The purpose of public education has been contested since the first common school, and the contest has always been a contest about democracy. One tradition holds that education exists for economic productivity—equipping individuals with skills employers demand. A second, older tradition holds that education exists for self-governance—cultivating the civic capacities that democratic participation requires. The economic rationale has dominated policy for decades. The AI moment has collapsed it with a speed and thoroughness that should alarm anyone who depends on that rationale to justify public investment in schooling. What remains—what was always the deeper justification—is the democratic purpose.
Allen's framework draws on the tradition running from Aristotle's insistence on civic education through Jefferson's arguments for public schooling through Dewey's vision of the school as a laboratory of democratic life. Each of these thinkers understood that democracies cannot function without citizens prepared for the work of self-governance. The economic rationale for education is a recent addition—not wrong, but never sufficient to justify the enormous public investment that education requires.
The AI transition exposes this insufficiency with unusual clarity. When AI can write competent code, draft legal briefs, generate financial analyses, produce marketing copy, and perform medical diagnoses, the skills-for-employment argument loses its force. The student who spends four years acquiring coding proficiency enters a labor market in which AI provides coding proficiency at negligible cost. The credentials that once signaled valuable skills now signal skills the market may no longer need.
The collapse creates a crisis that is simultaneously economic, institutional, and—in Allen's framework—democratic. Economic because students and families question whether the investment in traditional education is justified by its employment outcomes. Institutional because educational establishments watch their value proposition erode without the agility to redefine it. Democratic because the collapse of the economic rationale threatens public support for the educational institutions that democratic self-governance requires.

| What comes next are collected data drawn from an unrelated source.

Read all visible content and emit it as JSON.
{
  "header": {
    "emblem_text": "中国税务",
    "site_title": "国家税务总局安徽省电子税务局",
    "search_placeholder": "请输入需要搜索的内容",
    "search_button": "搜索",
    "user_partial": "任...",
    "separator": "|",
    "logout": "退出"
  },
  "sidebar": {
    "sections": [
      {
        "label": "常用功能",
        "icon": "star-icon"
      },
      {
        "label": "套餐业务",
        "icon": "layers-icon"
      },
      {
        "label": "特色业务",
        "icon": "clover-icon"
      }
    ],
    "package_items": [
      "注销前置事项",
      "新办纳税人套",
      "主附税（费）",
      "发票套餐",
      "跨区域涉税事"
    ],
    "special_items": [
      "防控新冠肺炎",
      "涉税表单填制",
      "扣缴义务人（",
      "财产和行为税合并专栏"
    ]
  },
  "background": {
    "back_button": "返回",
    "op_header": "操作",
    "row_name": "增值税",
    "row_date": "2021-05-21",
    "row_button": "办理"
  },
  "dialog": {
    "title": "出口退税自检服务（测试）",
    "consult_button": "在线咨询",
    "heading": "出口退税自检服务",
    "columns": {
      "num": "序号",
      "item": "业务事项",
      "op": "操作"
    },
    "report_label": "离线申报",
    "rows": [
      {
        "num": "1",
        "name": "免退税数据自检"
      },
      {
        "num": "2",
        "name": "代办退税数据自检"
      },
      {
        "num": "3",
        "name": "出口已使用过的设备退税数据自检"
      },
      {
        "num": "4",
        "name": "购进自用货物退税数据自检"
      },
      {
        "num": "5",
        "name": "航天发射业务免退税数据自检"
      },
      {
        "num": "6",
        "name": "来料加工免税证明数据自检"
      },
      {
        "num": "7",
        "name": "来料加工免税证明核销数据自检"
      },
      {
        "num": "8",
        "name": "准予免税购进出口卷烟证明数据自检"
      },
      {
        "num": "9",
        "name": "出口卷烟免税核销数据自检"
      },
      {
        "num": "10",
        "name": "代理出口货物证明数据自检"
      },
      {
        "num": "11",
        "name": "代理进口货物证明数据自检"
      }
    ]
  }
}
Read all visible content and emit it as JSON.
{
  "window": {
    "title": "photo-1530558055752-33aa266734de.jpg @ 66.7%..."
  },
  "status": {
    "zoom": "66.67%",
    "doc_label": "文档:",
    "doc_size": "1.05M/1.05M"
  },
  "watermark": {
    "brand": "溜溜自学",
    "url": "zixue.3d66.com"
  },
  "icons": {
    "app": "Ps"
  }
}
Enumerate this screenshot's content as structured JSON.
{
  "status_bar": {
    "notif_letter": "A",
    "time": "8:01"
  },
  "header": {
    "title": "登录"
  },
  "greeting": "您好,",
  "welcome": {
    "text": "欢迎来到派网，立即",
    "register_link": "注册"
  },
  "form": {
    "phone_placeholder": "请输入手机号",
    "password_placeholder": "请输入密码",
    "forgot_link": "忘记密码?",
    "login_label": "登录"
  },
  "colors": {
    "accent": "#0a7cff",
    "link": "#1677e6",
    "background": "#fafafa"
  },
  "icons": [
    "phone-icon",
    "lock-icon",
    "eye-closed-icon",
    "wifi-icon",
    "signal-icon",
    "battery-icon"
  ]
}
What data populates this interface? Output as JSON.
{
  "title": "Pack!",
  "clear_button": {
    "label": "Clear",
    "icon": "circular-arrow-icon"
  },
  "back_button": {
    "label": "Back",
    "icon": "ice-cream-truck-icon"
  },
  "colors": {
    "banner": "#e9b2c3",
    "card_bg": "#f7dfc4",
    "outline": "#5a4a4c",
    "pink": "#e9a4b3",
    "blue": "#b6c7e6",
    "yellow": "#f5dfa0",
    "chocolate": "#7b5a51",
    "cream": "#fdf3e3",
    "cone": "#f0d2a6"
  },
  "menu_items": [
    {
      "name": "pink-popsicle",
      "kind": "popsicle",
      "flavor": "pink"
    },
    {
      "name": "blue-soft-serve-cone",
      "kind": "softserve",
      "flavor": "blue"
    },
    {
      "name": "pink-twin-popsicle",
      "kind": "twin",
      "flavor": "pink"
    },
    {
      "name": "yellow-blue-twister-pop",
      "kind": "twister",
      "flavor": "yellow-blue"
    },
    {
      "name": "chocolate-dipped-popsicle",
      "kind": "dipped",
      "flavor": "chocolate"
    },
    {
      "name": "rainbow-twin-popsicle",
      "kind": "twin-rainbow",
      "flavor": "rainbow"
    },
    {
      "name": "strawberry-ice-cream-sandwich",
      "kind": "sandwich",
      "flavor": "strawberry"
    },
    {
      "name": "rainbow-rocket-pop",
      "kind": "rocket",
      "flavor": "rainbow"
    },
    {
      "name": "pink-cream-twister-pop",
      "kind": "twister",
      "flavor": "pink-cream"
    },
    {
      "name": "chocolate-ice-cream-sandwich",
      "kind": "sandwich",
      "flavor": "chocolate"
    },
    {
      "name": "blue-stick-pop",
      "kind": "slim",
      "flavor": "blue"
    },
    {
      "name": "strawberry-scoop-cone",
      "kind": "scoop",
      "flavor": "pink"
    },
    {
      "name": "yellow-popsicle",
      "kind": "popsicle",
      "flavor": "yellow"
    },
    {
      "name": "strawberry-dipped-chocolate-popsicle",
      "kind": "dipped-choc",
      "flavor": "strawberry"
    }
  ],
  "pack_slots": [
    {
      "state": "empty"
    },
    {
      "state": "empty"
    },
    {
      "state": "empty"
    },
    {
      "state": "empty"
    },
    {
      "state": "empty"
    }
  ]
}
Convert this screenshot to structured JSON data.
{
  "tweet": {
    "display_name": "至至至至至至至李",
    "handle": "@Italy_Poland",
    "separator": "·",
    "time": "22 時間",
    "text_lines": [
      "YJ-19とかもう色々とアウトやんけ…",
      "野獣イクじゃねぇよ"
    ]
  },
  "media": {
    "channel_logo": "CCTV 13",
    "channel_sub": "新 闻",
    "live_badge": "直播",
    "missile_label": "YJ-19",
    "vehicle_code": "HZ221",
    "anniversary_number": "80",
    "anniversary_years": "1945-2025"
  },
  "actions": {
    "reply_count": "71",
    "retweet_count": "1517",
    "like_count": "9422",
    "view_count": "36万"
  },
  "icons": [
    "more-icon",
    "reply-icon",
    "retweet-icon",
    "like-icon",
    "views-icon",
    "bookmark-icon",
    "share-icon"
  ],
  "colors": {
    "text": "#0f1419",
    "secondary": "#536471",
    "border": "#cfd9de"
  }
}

Allen's response is to argue that the collapse reveals rather than destroys the case for education. The economic rationale was always a supplement to the democratic purpose, not a substitute for it. Now that the supplement has lost its force, the purpose stands exposed and demands to be addressed on its own terms. The curriculum the moment demands is organized around democratic preparation—teaching questioning over answering, integration over specialization, judgment over execution, and the capacity for collective deliberation across difference.
Allen developed this framework across Education and Equality (2016), her essays on civic education, and her subsequent work on participatory readiness in the context of AI governance.
Two rival traditions. Education for economic productivity versus education for self-governance; the second is older and deeper.
Economic rationale collapsed. AI has destroyed the skills-for-employment argument by making competent execution abundant and cheap.
Democratic purpose revealed. What remains when the economic rationale collapses is the purpose that always justified public investment in education.
Curriculum transformation. Democratic education emphasizes questioning, integration, judgment, and deliberation rather than execution.
Urgency without precedent. The citizens who will govern AI for decades are in school now; educational reform cannot wait for the traditional pace of curriculum change.